Personal information
- Date of birth: 14 February 1984 (age 42)
- Place of birth: Versailles, France
- Height: 1.80 m (5 ft 11 in)
- Position: Midfielder

Senior career*
- Years: Team / Apps / (Gls)
- 2001–2007: Laval / 136 / (5)
- 2007–2009: Caen / 53 / (3)
- 2009–2013: Valenciennes / 121 / (5)
- 2013–2014: Levante / 0 / (0)
- 2014–2016: Nantes / 46 / (0)
- 2014–2015: → Nantes B / 5 / (0)
- 2016–2017: FC Wil / 8 / (0)
- Total:  / 369 / (13)

International career
- 2008–2012: Senegal / 15 / (0)

= Rémi Gomis =

Footballer (born 1984)

Rémi Gomis (born 14 February 1984) is a former professional footballer who played as a midfielder.

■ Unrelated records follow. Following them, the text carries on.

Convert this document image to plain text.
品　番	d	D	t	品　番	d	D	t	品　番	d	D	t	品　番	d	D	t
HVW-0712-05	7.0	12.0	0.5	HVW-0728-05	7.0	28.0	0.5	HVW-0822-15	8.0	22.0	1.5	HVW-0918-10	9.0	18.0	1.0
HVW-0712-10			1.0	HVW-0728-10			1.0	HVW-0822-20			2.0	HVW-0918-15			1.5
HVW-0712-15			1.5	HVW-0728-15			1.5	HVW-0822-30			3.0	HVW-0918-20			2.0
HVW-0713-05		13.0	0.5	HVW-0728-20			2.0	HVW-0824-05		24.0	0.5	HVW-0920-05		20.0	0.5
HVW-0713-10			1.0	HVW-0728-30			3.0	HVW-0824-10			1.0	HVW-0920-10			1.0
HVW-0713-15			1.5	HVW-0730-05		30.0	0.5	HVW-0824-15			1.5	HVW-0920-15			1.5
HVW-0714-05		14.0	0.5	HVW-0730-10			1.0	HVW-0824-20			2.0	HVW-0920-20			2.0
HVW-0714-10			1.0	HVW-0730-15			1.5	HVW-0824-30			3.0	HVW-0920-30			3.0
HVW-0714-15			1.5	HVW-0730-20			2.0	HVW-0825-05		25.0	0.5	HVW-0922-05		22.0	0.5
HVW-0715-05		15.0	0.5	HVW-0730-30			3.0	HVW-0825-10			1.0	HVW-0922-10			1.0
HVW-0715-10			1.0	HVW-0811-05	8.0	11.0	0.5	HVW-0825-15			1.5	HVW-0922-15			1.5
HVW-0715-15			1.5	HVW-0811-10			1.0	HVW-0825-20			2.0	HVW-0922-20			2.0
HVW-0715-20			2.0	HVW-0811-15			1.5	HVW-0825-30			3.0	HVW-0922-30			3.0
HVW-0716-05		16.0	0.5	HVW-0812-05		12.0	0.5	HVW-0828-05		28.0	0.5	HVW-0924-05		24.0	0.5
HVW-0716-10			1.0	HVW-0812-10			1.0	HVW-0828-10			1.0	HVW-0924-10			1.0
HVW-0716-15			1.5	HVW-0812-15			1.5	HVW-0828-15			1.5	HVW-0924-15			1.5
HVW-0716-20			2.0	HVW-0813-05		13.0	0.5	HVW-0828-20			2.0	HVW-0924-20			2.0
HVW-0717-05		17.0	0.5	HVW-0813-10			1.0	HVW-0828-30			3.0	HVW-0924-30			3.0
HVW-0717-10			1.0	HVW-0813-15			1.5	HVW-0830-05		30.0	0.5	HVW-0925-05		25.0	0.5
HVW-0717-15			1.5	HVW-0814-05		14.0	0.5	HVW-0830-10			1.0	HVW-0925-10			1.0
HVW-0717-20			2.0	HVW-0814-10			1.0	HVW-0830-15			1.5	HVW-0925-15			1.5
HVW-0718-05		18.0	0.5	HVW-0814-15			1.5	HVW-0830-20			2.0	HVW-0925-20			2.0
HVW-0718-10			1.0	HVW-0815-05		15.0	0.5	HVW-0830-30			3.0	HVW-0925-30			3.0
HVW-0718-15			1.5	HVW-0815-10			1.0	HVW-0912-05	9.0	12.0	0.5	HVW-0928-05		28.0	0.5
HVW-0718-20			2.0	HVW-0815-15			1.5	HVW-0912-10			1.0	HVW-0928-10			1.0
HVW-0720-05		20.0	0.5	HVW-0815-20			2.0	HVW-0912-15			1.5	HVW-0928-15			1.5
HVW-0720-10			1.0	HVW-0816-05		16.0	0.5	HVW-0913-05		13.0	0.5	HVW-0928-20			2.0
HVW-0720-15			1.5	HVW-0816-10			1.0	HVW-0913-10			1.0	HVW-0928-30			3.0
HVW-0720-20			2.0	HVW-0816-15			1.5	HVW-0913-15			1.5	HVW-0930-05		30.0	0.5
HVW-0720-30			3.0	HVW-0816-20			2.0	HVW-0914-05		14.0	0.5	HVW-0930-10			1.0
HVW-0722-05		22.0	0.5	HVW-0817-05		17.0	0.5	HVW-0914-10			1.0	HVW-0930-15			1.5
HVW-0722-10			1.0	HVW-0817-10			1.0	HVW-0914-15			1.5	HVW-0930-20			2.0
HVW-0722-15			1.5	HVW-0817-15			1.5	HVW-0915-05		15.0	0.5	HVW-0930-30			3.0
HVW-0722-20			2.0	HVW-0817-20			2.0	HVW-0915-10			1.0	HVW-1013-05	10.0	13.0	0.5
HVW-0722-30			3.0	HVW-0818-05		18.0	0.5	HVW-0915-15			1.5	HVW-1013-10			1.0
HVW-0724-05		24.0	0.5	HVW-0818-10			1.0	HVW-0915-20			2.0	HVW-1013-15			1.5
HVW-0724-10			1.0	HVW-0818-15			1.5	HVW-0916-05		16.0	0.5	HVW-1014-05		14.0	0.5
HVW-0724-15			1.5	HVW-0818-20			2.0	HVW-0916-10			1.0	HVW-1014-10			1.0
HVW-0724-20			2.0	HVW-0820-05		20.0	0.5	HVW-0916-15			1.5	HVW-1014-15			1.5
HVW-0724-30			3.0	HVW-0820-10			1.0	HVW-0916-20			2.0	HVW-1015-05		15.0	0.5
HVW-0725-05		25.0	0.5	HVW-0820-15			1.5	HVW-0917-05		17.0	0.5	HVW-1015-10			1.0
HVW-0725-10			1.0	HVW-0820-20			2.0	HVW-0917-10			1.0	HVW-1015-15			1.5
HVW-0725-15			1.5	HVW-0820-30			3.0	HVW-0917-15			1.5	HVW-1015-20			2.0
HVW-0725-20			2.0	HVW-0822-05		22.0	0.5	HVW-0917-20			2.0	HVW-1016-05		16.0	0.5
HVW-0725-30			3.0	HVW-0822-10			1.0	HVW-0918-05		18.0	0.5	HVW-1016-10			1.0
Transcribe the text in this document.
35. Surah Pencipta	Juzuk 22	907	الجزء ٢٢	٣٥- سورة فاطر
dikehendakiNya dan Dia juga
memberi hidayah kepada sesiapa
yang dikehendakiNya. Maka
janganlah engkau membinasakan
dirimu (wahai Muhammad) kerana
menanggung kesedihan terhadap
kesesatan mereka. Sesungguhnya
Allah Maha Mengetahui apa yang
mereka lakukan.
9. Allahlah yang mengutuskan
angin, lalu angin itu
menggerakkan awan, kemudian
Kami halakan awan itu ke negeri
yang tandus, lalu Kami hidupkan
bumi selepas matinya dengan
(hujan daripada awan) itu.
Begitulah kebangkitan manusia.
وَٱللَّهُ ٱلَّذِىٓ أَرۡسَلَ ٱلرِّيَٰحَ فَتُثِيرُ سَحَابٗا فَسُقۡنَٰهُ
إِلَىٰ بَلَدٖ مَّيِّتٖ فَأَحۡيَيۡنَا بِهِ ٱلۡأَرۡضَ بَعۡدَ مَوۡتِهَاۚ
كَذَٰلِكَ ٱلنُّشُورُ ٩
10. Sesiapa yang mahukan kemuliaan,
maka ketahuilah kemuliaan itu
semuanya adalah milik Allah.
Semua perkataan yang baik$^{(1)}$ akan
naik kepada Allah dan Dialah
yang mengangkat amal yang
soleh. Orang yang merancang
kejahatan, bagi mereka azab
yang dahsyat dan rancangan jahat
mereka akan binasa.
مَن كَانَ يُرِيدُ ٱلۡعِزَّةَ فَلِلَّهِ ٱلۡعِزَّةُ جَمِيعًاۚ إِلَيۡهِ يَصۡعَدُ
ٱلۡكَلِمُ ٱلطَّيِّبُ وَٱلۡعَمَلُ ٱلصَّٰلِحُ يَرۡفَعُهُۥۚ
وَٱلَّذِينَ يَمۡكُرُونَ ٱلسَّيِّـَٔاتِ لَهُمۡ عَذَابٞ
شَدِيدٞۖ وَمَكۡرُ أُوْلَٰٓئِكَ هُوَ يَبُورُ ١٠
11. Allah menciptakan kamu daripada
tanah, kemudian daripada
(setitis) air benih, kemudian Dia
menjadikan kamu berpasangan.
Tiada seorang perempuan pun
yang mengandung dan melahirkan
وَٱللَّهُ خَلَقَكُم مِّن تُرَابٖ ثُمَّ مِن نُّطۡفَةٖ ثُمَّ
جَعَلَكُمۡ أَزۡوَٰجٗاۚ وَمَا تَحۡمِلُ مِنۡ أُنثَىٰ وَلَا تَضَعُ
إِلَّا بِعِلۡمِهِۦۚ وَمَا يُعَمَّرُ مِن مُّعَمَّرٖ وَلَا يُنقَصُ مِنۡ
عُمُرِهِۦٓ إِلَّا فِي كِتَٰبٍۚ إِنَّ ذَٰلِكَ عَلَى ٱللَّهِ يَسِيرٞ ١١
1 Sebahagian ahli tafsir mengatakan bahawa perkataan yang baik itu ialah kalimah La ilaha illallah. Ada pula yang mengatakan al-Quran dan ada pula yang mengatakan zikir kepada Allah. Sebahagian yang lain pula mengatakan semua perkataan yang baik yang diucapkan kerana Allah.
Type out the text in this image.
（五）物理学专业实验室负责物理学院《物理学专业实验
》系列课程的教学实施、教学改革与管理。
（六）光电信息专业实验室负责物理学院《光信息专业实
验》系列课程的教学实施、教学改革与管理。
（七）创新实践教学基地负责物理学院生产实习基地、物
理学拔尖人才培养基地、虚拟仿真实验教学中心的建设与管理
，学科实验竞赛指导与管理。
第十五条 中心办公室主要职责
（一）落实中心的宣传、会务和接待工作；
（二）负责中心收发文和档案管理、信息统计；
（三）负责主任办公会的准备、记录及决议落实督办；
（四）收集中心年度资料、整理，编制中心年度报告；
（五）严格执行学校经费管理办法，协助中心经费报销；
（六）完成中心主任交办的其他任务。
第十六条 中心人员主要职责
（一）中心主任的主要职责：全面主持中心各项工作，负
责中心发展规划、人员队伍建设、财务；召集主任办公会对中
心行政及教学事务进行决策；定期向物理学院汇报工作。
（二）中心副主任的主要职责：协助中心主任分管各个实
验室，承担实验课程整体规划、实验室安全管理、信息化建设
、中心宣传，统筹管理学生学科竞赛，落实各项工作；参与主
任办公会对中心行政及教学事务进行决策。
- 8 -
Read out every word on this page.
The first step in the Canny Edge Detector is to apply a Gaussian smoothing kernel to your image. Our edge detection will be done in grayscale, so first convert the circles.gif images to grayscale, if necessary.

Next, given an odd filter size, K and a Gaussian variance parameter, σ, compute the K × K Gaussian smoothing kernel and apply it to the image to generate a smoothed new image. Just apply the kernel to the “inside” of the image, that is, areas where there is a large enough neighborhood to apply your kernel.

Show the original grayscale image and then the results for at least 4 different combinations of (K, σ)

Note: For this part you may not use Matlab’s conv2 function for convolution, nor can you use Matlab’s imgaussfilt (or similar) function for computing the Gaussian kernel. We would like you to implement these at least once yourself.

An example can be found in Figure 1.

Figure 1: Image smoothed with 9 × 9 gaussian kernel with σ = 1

Born in France, he played for the Senegal national team.

==Club career==
Gomis began his career with Stade Lavallois and signed for Stade Malherbe Caen in summer 2007. On 13 July 2009, he moved to Valenciennes FC on a four-year contract after two years with Caen. He went to Spanish club Levante UD in summer 2013, but six months after that he broke the contract and left Levante returning to the Ligue 1, joining FC Nantes. In August 2016, he moved to Swiss club FC Wil.

==International career==
Gomis played his first match with Senegal in 2008.